Since I hopped off the Empire Builder at Portland Union Station that Friday morning three weeks ago, I’ve been immersing myself in as much Portland stuff as possible. Thankfully there hasn’t been a shortage of cool things to do. Since I like history and all that business, I was happy to presented with so many options!
Within the first week, I happened to stumble upon an history presentation put on by the folks at Oregon Encyclopedia, a non-profit organization creating a “curated” wiki of all things Portland history. This particular presentation (Tuesday the 11th) was on the 1934 Longshoreman’s Strike in Portland. The presentation was at a new bar, the Jack London, which is in the basement of the Rialto. I had never been to the Rialto before, mostly because bars that feature Off-Track Betting and things up that sleeve are not of my interest. (Unless I really wanted to feel like I was Bukowski or Tom Waits.) But a history presentation, sure! Ah, Portland, what’s next? History night at Mary’s Club? *
The Longshoreman’s Strike is a fascinating piece of American/West Coast/labor/radical history, but unfortunately the presentation was not. Rather than give any background to the strike, the striker’s grievances, and the eventual outcome, it was merely a series of slides with some description. I don’t feel like I particularly learned anything more than I already knew. I would have left the event unsatisfied if it wasn’t for the second part of the presentation: members of the ILWU local in Longview, Washington talking about the very now struggle going on with the Port of Longview.

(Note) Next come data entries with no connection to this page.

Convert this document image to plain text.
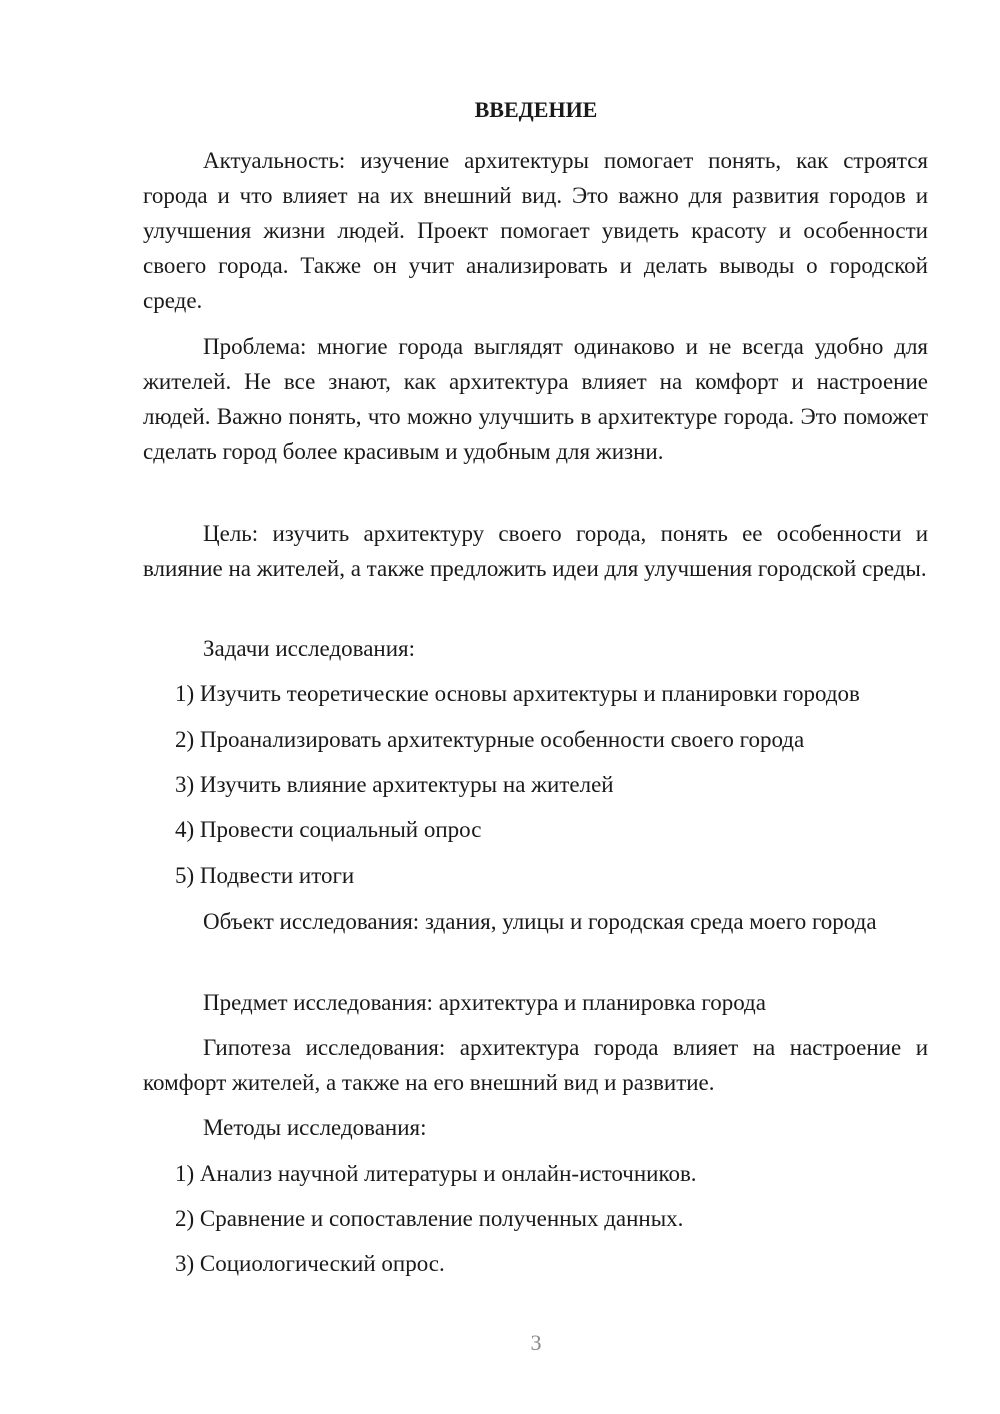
ВВЕДЕНИЕ
Актуальность: изучение архитектуры помогает понять, как строятся города и что влияет на их внешний вид. Это важно для развития городов и улучшения жизни людей. Проект помогает увидеть красоту и особенности своего города. Также он учит анализировать и делать выводы о городской среде.
Проблема: многие города выглядят одинаково и не всегда удобно для жителей. Не все знают, как архитектура влияет на комфорт и настроение людей. Важно понять, что можно улучшить в архитектуре города. Это поможет сделать город более красивым и удобным для жизни.
Цель: изучить архитектуру своего города, понять ее особенности и влияние на жителей, а также предложить идеи для улучшения городской среды.
Задачи исследования:
1) Изучить теоретические основы архитектуры и планировки городов
2) Проанализировать архитектурные особенности своего города
3) Изучить влияние архитектуры на жителей
4) Провести социальный опрос
5) Подвести итоги
Объект исследования: здания, улицы и городская среда моего города
Предмет исследования: архитектура и планировка города
Гипотеза исследования: архитектура города влияет на настроение и комфорт жителей, а также на его внешний вид и развитие.
Методы исследования:
1) Анализ научной литературы и онлайн-источников.
2) Сравнение и сопоставление полученных данных.
3) Социологический опрос.
3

I was a bit unsure about the Oregon Encyclopedia after this presentation (especially since they made a not-so-subtle dig at Wikipedia at the beginning of the presentation), but thankfully the next one upped the ante. Dan Haneckow, our friend from the awesome local history blog Cafe Unknown, and saver of my ass on the Train Day Ride, gave a presentation on the Flood of 1894 at the Mission Theatre. (Monday, October 17) Dan is a stickler for detail, and not a bad public speaker as well. I came away with a much clearer picture of what happened, and more importantly, how it changed Portland.
Oregon Encyclopedia had a film showing about the Historic Columbia River Highway, but it was at the Edgefield in the far east side suburb of Troutdale, a 2 hour bike ride or about 90 minutes on transit, so I opted not to go. (I also missed a presentation by the Oregon Historical Society about the historic White Eagle Saloon due to me mixing up the dates.)

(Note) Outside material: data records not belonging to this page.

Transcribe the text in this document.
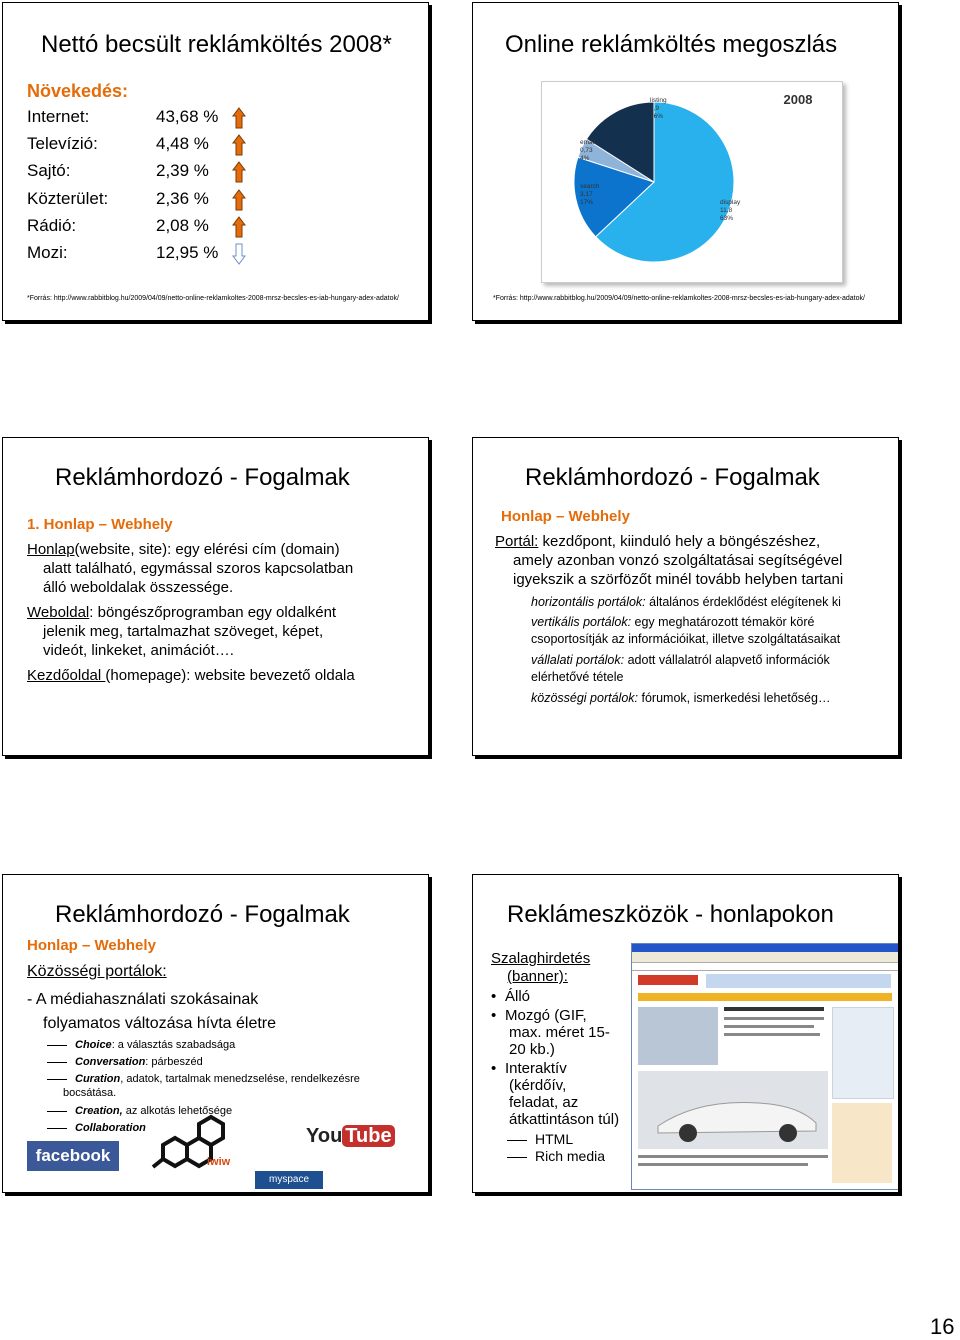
Nettó becsült reklámköltés 2008*
Növekedés:
*Forrás: http://www.rabbitblog.hu/2009/04/09/netto-online-reklamkoltes-2008-mrsz-becsles-es-iab-hungary-adex-adatok/
Internet:	43,68 %
Televízió:	4,48 %
Sajtó:	2,39 %
Közterület:	2,36 %
Rádió:	2,08 %
Mozi:	12,95 %
Online reklámköltés megoszlás
display 11,8 63%
search 3,17 17%
email 0,73 4%
listing 2,9 16%
2008
*Forrás: http://www.rabbitblog.hu/2009/04/09/netto-online-reklamkoltes-2008-mrsz-becsles-es-iab-hungary-adex-adatok/
Reklámhordozó - Fogalmak
1. Honlap – Webhely
Honlap(website, site): egy elérési cím (domain)
alatt található, egymással szoros kapcsolatban
álló weboldalak összessége.
Weboldal: böngészőprogramban egy oldalként
jelenik meg, tartalmazhat szöveget, képet,
videót, linkeket, animációt….
Kezdőoldal (homepage): website bevezető oldala
Reklámhordozó - Fogalmak
Honlap – Webhely
Portál: kezdőpont, kiinduló hely a böngészéshez,
amely azonban vonzó szolgáltatásai segítségével
igyekszik a szörfözőt minél tovább helyben tartani
horizontális portálok: általános érdeklődést elégítenek ki
vertikális portálok: egy meghatározott témakör köré
csoportosítják az információikat, illetve szolgáltatásaikat
vállalati portálok: adott vállalatról alapvető információk
elérhetővé tétele
közösségi portálok: fórumok, ismerkedési lehetőség…
Reklámhordozó - Fogalmak
Honlap – Webhely
Közösségi portálok:
- A médiahasználati szokásainak
folyamatos változása hívta életre
bocsátása.
facebook	iwiw
You Tube
myspace
Choice: a választás szabadsága
Conversation: párbeszéd
Curation, adatok, tartalmak menedzselése, rendelkezésre
Creation, az alkotás lehetősége
Collaboration
Reklámeszközök - honlapokon
Szalaghirdetés
(banner):
• Álló
• Mozgó (GIF,
max. méret 15-
20 kb.)
• Interaktív
(kérdőív,
feladat, az
átkattintáson túl)
HTML
Rich media
16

Another fun history event was the Second Annual Oregon Archives Crawl on Saturday October 15. Four local archives/library organizations opened themselves up for public viewing. I missed the first one last year to do “work”, so nothing could stop me from going this time around! The whole crawl was fun, but the stop that was most interesting to me (and the one I spent most time at) was the city’s archives. I visited it once at its old, appointment-only location in Chimney Park out by St. Johns, but this was my first experience with the brand-new facility in the Portland State University campus. I went on a public tour of the normally not-for-public consumption archive area, enjoying its boxes of papers, climate-controlled goodness.
And last but not least, the Amtrak Exhibit Train had a stop at Portland’s Union Station over the weekend. The whole deal is part of Amtrak’s 40th Anniversary shindigs. Basically, the Exhibit Train is a rolling museum on wheels, filled with ephemera from Amtrak over the years. It was cool to see some of these things up close, but due to the claustrophobic nature of the setup, I didn’t feel like I had a chance to really look at stuff, as I felt like I had to keep on moving. Oh well.
*Mary’s Club is downtown’s famed longstanding “gentlemen’s club”, if you know what I mean. And if you don’t, this very NSFW link will enlighten you.